Goste-se ou não da sua ficção torrencial, adaptar José Saramago tem-se revelado tarefa complicada, de tal modo o seu mundo conceptual parece resistir às imagens cinematográficas, carregado que está de forte carga alegórica e de sentidos que apenas parecem funcionar na página: tanto "A Jangada de Pedra" como, e sobretudo, "Blindness" evidenciavam essa pesada secura narrativa, essa busca por bizarrias representativas.
António Ferreira foi buscar para este seu filme "O Embargo", um conto de curtíssima dimensão, uma das primeiras aventuras do escritor, do tempo em que ainda era director literário da editora Estúdios Cor, mais tarde reunido em "Objecto Quase". Se optou por um texto menos complexo e dispersivo, esbarrou com uma outra dificuldade não menos insolúvel: trata-se de uma "anedota ilustrada", com escasso material narrativo que se possa desenvolver. Um homem fica prisioneiro dos caprichos do seu carro, durante um embargo petrolífero, de catastróficas dimensões, a roçar, ainda que forma subtil, o reino da ficção científica, forçando o absurdo das situações e permanecendo fechado em perigosos limites.
Diga-se, já, que o argumento procura dar a volta ao texto, complexificando-o e abrindo para outros horizontes, mais conformes à obra anterior do cineasta, um dos mais interessantes da sua geração. Desde a média-metragem "Respirar Debaixo de Água" (2000) que António Ferreira mostrara dois particulares talentos: uma extrema mobilidade de trabalho de câmara, a desvelar imaginativas soluções visuais; e um interesse acrescido por ficções familiares, por personagens de difícil inserção social e radical revolta contra o meio atabafante em que se movem.
"Esquece Tudo o Que Te Disse" (2002), o seu melhor filme até hoje, pelo menos dos que conhecemos, criava um microcosmos familiar, de conflitos surdos e confrontos geracionais com a rara noção do país real, do isolamento do indivíduo face a condicionalismos sociais e comportamentais. Por isso, o melhor de "O Embargo" passa pelo que não está em Saramago, uma família disruptiva, com um pai ausente e vulnerável e um filho desambientado, numa casa triste e depressiva.
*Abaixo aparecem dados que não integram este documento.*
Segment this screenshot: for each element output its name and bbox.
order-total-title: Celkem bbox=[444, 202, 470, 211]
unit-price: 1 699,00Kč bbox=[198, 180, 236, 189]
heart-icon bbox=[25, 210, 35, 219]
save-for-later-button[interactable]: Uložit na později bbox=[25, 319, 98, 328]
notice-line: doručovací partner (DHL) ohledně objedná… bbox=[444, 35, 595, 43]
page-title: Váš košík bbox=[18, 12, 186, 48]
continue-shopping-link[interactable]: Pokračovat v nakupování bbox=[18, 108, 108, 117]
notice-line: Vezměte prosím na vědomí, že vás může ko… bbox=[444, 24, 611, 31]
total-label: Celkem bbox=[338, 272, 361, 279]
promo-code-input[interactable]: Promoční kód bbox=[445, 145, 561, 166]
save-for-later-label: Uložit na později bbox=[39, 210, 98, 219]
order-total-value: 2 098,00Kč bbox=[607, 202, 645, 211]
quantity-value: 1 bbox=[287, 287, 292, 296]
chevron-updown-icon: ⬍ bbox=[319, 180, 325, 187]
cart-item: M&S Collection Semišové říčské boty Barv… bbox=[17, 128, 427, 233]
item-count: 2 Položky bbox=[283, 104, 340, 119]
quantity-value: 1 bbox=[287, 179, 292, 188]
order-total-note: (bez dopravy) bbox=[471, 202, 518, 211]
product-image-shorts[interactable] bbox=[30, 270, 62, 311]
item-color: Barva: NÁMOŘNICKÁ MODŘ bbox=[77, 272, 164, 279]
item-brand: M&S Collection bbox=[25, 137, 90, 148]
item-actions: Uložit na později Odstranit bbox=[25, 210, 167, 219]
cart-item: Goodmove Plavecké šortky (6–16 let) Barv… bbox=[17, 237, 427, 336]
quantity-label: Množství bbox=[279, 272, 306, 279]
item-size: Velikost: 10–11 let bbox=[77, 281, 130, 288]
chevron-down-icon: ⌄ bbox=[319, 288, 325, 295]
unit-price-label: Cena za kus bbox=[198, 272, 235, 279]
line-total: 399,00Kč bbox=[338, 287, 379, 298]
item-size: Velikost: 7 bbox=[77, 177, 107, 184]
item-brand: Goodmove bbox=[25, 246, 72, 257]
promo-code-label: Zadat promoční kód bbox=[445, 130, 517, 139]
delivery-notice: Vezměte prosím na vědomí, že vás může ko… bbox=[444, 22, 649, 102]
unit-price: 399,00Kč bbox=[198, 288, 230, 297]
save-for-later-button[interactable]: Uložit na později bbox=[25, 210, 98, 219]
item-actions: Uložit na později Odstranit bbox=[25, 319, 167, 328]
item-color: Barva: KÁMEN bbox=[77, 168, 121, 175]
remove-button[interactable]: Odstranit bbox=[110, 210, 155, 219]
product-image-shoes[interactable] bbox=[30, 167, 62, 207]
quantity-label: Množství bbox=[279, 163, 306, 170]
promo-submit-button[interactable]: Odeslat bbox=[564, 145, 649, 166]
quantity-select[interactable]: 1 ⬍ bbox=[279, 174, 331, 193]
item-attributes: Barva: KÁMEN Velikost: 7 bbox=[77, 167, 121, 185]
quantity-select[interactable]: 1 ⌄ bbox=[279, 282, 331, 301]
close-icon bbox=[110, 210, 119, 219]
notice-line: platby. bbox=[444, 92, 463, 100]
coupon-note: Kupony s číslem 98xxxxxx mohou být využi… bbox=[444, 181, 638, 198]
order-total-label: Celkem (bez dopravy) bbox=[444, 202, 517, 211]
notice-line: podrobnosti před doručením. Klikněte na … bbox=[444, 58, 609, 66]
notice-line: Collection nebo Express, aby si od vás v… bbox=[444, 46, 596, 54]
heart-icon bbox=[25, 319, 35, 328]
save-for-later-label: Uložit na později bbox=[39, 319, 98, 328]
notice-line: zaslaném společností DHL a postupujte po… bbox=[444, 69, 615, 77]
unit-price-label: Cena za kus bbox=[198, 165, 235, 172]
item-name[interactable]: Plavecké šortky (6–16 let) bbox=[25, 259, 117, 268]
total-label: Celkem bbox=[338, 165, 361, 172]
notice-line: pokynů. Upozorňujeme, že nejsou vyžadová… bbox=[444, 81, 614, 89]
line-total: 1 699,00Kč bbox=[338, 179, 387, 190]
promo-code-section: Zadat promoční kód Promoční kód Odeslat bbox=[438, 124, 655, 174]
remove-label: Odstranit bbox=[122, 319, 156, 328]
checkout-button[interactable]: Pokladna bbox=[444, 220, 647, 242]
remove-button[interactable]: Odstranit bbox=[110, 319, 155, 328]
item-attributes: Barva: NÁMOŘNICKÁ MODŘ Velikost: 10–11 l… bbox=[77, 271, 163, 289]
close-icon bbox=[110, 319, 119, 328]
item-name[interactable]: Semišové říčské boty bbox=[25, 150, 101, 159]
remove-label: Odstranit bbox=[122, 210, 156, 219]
A questão é saber se esta imagem de classe encaixa na história "principal", de tal maneira temos, por vezes, a noção de que estamos perante dois filmes algo desconexos, a que nem a presença crua do real (a roulotte dos cachorros quentes e o patrão repressivo, por exemplo) consegue dar coesão.
Para agravar o problema, aparece um terceiro segmento narrativo que pretende aproveitar o ponto de partida do conto e, em simultâneo, remeter para o esforço de melhorar as condições de vida do acrescentado agregado familiar: uma sofisticada máquina de medir pés, invenção que o protagonista pretende colocar a nível industrial, esbarrando, na sua demanda, com a dificuldade de se ver livre do carro "assassino", ou melhor, "aprisionador". Ecos curiosos de "Christine", de John Carpenter, perdem-se na pequenez da anedota, na escassa definição de personagens, desde as crianças que roubam gasolina aos industriais de caricatura, a favorecer a rábula de José Raposo. Continuamos a acreditar que António Ferreira filma lindamente, mas precisará no futuro de escolher melhor o material de base: nem o conto de Saramago (o filme é melhor que o conto, diga-se) lhe fornece grandes hipóteses, nem os acrescentos resolvem uma espécie de vazio que impera.Ficamos à espera de mais ambiciosos voos de um realizador em que acreditamos.